The new emphasis on the agricultural and mechanical arts is another inflexion point in American higher education. Humes, who favored a more classical education, found himself in conflict with the board of trustees. Hutton recounts: “He’s a champion of the humanities. The trade-off for becoming a Morrill or a land-grant school was to focus on the sciences … He ends up fighting that, even though he had been part of the effort to get the funding.” In 1883, the trustees asked for his resignation, and Humes complied. “Of course, by that point there’s a certain neo-Confederate thing going on in Knoxville,” Hutton added. ”There’s a lot of people who don’t like having these Unionists — or this Republican as the president.
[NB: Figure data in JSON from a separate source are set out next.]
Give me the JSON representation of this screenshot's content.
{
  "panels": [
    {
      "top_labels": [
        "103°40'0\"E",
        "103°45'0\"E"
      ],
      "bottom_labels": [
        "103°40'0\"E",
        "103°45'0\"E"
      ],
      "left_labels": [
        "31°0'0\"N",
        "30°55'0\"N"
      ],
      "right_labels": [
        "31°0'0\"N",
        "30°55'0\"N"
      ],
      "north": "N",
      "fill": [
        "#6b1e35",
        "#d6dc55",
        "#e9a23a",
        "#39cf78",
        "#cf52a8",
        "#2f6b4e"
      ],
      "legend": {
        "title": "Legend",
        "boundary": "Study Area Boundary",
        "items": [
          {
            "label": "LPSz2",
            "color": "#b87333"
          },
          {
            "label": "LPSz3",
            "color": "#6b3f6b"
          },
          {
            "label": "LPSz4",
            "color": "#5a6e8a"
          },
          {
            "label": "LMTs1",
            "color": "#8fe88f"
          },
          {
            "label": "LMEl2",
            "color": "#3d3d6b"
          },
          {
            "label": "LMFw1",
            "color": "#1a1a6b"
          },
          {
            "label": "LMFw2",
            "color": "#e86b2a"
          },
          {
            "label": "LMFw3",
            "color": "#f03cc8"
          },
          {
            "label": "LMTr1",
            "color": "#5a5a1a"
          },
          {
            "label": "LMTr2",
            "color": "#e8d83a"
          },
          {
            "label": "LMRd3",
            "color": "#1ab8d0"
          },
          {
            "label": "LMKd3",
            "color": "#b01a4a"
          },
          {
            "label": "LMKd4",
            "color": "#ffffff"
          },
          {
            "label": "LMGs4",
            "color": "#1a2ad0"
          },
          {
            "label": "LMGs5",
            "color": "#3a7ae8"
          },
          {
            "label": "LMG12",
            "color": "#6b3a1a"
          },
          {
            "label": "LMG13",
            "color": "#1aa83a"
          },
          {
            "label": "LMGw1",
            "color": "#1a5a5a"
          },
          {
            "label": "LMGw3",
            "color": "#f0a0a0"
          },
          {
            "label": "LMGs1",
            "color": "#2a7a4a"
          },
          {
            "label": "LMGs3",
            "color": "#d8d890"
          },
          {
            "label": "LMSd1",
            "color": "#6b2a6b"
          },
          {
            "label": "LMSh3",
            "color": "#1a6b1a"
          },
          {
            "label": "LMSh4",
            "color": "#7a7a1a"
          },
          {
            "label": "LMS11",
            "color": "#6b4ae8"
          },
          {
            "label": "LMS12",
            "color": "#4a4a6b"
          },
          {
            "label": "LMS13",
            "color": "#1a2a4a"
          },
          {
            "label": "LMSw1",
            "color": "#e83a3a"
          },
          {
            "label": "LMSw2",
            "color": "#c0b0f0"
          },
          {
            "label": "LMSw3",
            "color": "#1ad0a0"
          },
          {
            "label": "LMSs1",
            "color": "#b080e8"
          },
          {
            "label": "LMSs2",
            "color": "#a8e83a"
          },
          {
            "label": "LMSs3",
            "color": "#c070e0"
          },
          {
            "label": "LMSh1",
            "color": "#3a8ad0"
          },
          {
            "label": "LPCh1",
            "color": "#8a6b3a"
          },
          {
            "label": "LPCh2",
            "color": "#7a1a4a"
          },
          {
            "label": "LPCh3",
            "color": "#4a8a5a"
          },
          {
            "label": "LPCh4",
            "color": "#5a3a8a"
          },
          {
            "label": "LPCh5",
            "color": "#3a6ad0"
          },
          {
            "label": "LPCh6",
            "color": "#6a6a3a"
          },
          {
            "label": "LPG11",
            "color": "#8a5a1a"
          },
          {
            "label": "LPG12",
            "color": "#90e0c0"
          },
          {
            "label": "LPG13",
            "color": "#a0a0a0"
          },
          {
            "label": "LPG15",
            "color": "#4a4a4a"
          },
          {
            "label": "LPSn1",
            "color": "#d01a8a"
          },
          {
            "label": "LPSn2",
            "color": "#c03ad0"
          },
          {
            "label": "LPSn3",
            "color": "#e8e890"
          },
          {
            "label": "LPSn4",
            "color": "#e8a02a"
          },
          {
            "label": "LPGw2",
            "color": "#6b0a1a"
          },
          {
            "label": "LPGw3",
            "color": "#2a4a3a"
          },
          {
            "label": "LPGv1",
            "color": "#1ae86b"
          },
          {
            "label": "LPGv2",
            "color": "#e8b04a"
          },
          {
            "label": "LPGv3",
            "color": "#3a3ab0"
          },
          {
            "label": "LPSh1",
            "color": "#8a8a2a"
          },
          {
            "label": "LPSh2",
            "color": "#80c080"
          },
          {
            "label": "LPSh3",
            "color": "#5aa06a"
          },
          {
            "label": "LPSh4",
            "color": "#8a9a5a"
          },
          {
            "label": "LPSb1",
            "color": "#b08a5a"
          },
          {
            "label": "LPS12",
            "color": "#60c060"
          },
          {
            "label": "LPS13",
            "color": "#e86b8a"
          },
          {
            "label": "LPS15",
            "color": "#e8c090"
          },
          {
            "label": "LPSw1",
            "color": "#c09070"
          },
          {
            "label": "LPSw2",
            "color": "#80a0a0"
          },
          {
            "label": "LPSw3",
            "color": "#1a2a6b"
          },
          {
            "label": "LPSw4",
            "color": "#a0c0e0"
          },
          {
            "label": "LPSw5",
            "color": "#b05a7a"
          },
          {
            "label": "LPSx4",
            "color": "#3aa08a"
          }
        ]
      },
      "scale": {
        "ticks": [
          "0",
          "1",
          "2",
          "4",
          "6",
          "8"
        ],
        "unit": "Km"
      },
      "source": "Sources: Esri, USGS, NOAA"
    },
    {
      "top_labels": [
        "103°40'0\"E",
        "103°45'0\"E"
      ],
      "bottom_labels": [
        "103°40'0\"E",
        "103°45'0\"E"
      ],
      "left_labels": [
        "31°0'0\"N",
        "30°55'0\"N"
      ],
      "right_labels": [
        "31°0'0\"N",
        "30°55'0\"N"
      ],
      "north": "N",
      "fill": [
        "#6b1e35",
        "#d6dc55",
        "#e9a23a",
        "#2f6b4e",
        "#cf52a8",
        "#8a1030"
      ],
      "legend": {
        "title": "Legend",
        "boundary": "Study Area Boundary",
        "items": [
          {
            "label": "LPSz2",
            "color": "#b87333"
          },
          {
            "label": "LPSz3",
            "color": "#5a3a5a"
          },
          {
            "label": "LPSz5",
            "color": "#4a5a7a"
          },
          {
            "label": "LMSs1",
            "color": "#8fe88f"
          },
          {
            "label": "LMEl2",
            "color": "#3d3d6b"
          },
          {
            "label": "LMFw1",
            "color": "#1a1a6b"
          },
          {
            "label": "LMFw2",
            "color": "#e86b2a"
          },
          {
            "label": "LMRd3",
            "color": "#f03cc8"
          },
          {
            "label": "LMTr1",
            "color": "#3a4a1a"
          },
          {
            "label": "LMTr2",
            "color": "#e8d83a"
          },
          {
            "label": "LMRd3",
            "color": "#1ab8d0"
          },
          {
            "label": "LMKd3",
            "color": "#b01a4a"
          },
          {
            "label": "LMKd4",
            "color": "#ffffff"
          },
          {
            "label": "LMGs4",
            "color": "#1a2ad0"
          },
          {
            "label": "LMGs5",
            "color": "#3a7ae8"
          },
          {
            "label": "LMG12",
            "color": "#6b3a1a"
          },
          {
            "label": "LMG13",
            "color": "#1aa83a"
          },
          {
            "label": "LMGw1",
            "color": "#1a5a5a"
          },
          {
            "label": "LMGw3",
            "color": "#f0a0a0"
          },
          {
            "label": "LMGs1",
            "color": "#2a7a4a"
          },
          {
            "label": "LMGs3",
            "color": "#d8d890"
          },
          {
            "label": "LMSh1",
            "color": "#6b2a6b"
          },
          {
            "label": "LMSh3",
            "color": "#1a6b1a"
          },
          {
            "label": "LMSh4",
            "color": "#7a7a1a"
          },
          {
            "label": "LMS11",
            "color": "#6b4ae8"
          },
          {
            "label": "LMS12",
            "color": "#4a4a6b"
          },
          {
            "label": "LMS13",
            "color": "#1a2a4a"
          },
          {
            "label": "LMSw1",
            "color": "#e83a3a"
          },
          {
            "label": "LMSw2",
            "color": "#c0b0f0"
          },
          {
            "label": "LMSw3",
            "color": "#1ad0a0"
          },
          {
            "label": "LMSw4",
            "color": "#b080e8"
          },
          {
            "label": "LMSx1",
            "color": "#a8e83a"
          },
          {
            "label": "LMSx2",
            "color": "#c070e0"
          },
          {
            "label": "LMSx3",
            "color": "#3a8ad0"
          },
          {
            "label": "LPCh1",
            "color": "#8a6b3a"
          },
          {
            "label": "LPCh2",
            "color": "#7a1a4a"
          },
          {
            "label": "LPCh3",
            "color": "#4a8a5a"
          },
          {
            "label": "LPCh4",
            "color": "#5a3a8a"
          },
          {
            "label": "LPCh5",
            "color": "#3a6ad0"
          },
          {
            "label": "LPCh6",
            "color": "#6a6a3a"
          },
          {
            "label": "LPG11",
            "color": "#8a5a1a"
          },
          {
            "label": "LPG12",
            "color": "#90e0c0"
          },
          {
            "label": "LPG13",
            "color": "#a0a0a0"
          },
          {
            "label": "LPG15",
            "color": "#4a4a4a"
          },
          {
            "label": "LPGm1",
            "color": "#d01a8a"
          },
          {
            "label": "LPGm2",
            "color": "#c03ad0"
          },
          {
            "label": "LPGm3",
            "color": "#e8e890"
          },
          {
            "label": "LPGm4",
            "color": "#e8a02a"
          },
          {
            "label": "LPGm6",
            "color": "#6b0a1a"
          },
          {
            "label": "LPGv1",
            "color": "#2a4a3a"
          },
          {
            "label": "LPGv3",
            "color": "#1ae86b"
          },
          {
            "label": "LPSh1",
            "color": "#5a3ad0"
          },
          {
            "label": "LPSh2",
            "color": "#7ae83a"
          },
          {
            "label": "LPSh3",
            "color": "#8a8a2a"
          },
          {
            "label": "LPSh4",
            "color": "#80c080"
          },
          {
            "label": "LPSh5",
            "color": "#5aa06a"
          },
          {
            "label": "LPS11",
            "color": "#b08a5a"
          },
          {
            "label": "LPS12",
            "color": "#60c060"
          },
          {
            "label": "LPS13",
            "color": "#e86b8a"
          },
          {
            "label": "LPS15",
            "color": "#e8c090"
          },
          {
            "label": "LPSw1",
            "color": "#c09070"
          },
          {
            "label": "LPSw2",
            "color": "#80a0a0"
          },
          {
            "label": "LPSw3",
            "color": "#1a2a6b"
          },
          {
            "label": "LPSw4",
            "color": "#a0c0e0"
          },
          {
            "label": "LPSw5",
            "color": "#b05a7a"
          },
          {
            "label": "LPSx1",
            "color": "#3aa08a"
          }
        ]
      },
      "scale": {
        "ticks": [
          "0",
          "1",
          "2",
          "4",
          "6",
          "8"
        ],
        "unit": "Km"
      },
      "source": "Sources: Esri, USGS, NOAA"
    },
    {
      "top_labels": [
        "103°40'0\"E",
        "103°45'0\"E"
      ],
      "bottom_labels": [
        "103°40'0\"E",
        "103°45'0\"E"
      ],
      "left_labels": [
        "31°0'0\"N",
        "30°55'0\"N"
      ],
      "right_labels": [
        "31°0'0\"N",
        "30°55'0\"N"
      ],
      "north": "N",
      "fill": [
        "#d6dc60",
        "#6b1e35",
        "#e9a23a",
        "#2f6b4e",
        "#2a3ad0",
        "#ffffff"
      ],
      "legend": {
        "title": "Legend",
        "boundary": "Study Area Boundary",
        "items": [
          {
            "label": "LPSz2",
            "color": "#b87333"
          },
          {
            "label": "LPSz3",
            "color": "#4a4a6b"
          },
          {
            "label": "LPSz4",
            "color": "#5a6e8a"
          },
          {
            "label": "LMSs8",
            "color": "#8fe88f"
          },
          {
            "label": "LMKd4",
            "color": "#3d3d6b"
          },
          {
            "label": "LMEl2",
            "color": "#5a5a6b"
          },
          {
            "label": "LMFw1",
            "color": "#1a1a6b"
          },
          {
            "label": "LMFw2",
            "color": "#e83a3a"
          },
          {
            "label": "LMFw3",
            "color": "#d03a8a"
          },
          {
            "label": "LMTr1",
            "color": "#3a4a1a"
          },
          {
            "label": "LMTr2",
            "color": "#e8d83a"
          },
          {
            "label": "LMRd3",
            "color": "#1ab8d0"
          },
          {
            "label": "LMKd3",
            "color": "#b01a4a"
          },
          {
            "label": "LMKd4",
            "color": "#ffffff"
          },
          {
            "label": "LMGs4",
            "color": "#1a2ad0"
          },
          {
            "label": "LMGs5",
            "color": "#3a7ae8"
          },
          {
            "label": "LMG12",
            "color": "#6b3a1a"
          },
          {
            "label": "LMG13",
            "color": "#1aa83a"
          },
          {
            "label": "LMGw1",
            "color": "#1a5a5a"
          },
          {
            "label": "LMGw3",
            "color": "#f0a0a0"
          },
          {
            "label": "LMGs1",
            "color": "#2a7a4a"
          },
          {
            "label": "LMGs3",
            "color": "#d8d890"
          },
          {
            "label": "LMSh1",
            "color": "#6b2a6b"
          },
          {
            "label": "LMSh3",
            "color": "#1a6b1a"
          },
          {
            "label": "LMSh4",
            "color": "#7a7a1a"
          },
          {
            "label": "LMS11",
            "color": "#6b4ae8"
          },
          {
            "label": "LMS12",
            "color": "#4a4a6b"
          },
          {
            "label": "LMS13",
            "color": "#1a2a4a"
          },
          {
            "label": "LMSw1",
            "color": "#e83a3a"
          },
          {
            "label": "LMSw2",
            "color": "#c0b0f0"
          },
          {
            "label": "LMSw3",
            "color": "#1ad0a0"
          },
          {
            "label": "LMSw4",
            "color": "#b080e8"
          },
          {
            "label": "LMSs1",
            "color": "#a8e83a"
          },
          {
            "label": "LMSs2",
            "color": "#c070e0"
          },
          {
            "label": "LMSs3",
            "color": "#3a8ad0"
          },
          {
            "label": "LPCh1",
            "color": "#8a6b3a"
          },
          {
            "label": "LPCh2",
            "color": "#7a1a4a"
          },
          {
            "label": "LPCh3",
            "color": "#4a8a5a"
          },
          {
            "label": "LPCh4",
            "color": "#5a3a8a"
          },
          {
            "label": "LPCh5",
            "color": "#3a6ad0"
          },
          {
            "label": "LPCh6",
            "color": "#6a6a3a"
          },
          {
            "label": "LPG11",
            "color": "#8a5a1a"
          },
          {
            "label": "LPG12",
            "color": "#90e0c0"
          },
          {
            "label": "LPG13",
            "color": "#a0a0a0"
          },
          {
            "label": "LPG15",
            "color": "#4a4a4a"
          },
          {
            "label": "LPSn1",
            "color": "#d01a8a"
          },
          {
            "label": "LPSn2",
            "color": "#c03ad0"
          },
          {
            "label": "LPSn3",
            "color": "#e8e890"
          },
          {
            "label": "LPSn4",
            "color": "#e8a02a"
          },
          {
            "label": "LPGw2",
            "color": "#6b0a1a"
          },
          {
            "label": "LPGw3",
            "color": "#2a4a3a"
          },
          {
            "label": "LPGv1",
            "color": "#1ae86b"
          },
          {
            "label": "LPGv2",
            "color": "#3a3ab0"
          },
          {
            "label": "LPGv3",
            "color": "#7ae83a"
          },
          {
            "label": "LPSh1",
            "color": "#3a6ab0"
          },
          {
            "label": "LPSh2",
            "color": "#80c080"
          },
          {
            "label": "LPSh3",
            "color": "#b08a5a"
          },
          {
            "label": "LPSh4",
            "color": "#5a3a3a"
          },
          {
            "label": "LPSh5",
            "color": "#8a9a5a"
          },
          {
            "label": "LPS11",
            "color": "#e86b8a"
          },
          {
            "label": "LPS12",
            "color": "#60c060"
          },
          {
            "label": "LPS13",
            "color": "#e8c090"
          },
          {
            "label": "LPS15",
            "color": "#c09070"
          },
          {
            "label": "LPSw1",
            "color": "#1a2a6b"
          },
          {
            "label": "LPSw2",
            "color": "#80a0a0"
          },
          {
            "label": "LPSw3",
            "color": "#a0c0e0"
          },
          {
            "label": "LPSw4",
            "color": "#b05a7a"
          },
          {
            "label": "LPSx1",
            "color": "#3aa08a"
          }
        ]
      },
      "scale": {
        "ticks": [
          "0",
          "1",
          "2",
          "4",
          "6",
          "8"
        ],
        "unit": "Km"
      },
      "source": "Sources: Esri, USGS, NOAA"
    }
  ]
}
That has a lot to do with why he got pushed out, too.”
The university (renamed the University of Tennessee in 1879) was without a president for several years before appointing Charles Dabney in 1887. “Dabney was a great champion of this scientific and agricultural type of education,” Hutton said. “He’s a favorite of a lot of former Confederates but also the favorite of everyone who’s advocating a sort of ‘New South’ approach to science and technology. At the same time, he really fumbled the ball when it came to the second Morrill Act stipulation that this be an institution of bi-racial education. He allowed Knoxville College to be sort of part of the system — but always in a very subordinate manner. At the same time, a lot of people on the board of trustees were accusing him of doing too much for African American education — when he actually was a white supremacist of his own sort of paternalist type. So, there’s a lot of sort of problematic things going on in the 1890s in Tennessee, and a lot of that is reflected on this campus.”
The above excerpt from Hutton’s and Neely’s conversation leads us through some of the political and social upheaval of the university’s first century. There are many more stories in Bearing the Torch that are unique to our university yet reflect the history of our state and nation. As the author says, “I think you can read this book and you can sort of see education in the United States developing. And you can also see people trying to stop education. And that doesn’t just happen in Tennessee; that happens all over the United States. And it’s also a story about the development of diversity and equality in the United States, let alone on campuses. I think it’s a lens for understanding a larger picture.”